Deze uitspraak is gedaan door E. Dijt als voorzitter en C. Karman en J.D. Streefkerk als leden, in tegenwoordigheid van D. Schaap als griffier. De beslissing is uitgesproken in het openbaar op 13 juli 2023.
(getekend) E. Dijt
(getekend) D. Schaap

Bijlage

Artikel 13 Wet WIA
1. Voor de berekening van een uitkering waarop op grond van deze wet recht bestaat, wordt als dagloon beschouwd 1/261 deel van het loon dat de werknemer verdiende in de periode van één jaar, die eindigt op de laatste dag van het aangiftetijdvak voorafgaande aan het aangiftetijdvak waarin de ziekte, het gebrek, de zwangerschap of de bevalling, die tot volledig en duurzame arbeidsongeschiktheid of gedeeltelijke arbeidsgeschiktheid heeft geleid, is ingetreden doch ten hoogste het in artikel 17, eerste lid, van de Wet financiering sociale verzekeringen bedoelde bedrag met betrekking tot een loontijdvak van een dag.
2. In afwijking van het eerste lid wordt in het in artikel 21 bedoelde geval het dagloon op de daar genoemde wijze vastgesteld.
3. Bij algemene maatregel van bestuur worden met betrekking tot de vaststelling van het dagloon, bedoeld in het eerste lid, en de herziening ervan nadere en zonodig afwijkende regels gesteld.

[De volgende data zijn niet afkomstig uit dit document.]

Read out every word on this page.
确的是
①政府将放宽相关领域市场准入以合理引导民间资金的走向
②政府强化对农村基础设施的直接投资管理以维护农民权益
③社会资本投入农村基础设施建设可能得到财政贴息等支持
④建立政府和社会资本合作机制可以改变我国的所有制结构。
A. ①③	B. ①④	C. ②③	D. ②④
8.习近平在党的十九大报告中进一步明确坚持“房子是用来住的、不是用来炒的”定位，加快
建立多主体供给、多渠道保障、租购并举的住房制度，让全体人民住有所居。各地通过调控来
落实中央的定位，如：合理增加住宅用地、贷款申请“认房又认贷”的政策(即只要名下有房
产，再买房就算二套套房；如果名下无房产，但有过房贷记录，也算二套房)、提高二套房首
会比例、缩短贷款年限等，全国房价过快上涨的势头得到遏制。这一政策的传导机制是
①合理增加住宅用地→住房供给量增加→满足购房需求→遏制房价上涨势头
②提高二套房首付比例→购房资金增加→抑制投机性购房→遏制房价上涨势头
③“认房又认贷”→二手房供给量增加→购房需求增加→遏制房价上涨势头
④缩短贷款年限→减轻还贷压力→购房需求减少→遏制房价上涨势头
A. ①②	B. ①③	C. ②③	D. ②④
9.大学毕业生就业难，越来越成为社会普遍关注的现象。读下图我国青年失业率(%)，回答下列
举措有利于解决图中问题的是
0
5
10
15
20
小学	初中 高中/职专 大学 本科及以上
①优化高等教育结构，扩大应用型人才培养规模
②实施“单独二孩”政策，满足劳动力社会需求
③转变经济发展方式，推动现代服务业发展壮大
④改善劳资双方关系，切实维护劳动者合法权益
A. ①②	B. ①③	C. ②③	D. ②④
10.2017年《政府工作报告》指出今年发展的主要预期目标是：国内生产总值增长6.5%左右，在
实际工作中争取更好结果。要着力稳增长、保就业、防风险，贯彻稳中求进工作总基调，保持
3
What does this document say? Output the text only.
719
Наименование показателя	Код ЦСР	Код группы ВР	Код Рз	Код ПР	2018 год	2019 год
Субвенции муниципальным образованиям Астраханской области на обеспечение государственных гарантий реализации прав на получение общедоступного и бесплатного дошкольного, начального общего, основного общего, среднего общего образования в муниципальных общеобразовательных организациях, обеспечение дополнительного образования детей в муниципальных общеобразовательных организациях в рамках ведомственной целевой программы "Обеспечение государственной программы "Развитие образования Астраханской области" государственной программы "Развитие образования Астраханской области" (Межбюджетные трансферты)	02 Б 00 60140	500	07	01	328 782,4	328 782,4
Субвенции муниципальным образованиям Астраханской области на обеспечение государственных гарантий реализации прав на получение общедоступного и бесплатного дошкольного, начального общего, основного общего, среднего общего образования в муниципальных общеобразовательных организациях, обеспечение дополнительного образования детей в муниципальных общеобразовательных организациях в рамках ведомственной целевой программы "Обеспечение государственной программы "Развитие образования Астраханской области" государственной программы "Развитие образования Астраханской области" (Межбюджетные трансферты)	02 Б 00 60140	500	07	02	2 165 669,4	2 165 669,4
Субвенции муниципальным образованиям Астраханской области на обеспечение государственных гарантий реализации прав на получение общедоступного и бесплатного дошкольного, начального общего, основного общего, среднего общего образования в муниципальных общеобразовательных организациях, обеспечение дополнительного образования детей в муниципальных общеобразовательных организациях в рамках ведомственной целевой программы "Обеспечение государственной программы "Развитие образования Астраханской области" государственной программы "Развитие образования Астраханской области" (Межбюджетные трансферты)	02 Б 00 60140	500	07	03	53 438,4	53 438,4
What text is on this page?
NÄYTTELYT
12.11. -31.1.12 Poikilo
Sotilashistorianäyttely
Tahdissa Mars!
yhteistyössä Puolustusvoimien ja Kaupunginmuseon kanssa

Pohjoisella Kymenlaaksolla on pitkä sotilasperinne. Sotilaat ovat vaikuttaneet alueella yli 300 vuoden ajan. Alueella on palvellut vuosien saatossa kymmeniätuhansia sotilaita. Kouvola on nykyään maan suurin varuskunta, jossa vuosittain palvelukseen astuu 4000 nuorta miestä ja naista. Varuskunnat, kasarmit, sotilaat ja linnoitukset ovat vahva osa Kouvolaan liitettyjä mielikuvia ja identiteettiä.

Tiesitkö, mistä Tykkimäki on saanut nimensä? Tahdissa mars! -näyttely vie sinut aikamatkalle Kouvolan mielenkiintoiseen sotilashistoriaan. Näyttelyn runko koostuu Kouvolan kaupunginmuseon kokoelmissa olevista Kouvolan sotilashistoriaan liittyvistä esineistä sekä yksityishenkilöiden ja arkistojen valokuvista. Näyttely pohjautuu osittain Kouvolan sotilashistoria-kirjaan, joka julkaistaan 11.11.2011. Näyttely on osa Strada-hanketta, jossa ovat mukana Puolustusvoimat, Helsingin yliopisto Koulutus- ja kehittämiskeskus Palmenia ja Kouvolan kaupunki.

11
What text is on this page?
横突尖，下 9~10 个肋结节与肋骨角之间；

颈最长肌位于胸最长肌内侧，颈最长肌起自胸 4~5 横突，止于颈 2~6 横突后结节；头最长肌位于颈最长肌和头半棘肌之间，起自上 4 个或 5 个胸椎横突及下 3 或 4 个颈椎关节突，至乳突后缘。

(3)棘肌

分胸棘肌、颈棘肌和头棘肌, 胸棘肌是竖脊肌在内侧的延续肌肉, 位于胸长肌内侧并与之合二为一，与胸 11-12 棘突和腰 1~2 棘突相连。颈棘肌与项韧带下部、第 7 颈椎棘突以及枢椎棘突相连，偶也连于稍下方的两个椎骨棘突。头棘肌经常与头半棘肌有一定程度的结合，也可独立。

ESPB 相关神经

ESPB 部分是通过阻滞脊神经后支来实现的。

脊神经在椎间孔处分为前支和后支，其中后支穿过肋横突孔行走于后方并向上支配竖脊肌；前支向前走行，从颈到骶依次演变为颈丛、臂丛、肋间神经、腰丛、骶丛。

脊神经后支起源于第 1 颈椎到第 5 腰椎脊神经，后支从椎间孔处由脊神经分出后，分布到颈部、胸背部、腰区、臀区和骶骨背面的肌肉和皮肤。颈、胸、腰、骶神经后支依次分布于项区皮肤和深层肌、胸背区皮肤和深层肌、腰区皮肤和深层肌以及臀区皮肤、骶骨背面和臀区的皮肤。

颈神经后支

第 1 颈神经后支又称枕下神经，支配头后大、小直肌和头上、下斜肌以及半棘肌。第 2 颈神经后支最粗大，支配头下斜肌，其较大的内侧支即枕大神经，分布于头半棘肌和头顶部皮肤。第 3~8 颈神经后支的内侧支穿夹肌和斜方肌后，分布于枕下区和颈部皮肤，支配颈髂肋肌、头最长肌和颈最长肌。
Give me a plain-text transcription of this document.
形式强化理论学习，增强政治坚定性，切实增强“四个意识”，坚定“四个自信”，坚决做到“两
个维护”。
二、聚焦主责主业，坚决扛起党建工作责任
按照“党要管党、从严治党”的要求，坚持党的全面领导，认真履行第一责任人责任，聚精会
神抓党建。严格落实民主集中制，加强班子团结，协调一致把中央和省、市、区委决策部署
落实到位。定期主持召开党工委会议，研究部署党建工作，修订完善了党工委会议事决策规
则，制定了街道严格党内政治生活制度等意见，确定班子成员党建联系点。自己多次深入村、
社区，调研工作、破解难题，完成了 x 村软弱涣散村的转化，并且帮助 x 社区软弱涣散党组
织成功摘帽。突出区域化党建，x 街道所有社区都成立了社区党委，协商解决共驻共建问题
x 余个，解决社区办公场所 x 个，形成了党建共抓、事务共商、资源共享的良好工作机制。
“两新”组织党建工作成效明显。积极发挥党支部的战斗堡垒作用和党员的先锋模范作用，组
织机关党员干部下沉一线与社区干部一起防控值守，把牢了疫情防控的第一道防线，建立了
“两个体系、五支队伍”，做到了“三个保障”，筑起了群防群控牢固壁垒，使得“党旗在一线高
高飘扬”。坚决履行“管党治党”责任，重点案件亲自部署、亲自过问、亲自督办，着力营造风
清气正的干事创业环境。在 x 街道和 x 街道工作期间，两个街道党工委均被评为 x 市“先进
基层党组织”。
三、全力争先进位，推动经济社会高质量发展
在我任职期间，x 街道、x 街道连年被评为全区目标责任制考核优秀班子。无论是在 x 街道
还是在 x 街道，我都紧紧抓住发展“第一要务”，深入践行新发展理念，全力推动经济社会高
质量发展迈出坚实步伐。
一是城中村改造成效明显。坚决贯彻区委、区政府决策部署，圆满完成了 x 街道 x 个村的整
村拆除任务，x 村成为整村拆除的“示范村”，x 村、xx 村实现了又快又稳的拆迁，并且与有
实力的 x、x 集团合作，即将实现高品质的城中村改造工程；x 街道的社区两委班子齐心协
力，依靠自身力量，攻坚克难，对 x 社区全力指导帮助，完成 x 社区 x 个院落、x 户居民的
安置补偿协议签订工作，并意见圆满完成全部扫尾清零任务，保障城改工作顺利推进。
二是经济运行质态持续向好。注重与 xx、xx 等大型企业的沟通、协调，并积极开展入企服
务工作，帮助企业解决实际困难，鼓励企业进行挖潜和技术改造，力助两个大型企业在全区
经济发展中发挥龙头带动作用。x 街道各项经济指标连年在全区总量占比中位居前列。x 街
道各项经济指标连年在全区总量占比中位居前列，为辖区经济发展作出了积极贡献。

Dagloonbesluit werknemersverzekeringen

Artikel 1
j. verlof: een tussen de werkgever en werknemer voor een gedeelte of het geheel van de arbeidstijd overeengekomen tijdvak, waarin de werknemer geen arbeid jegens de werkgever verricht, met uitzondering van verlof als bedoeld in de artikelen 3:1 en 3:2 van de Wazo;
Artikel 13
1. Onder referteperiode wordt in dit hoofdstuk de periode verstaan van één jaar die eindigt op de laatste dag van het aangiftetijdvak voorafgaande aan het aangiftetijdvak waarin de arbeidsongeschiktheid is ingetreden, of die eindigt, in geval de arbeidsongeschiktheid is ingetreden in gelijktijdige dienstbetrekkingen, op de laatste dag van het aangiftetijdvak dat het eerst voor het intreden van de arbeidsongeschiktheid is geëindigd.
(…)
Artikel 17
1. Indien de werknemer in een aangiftetijdvak in de referteperiode geen loon of minder loon heeft genoten in verband met verlof of werkstaking of omdat hij de bedongen arbeid niet heeft verricht wegens ziekte wordt bij de berekening van het dagloon, bedoeld in artikel 16, eerste lid, als loon in dat aangiftetijdvak in aanmerking genomen het loon, genoten bij dezelfde werkgever in het laatste aan dat verlof, die werkstaking of die ziekte, voorafgaande en volledig in de referteperiode gelegen aangiftetijdvak, waarin die omstandigheden zich niet hebben voorgedaan en waarin de werknemer het volledige aangiftetijdvak in dienstbetrekking tot de desbetreffende werkgever stond.
(…)

Voetnoten

1.Zie onder meer CRvB 7 september 2016, ECLI:NL:CRVB:2016:3328 en CRvB 23 februari 2021, ECLI:NL:CRVB:2021:390.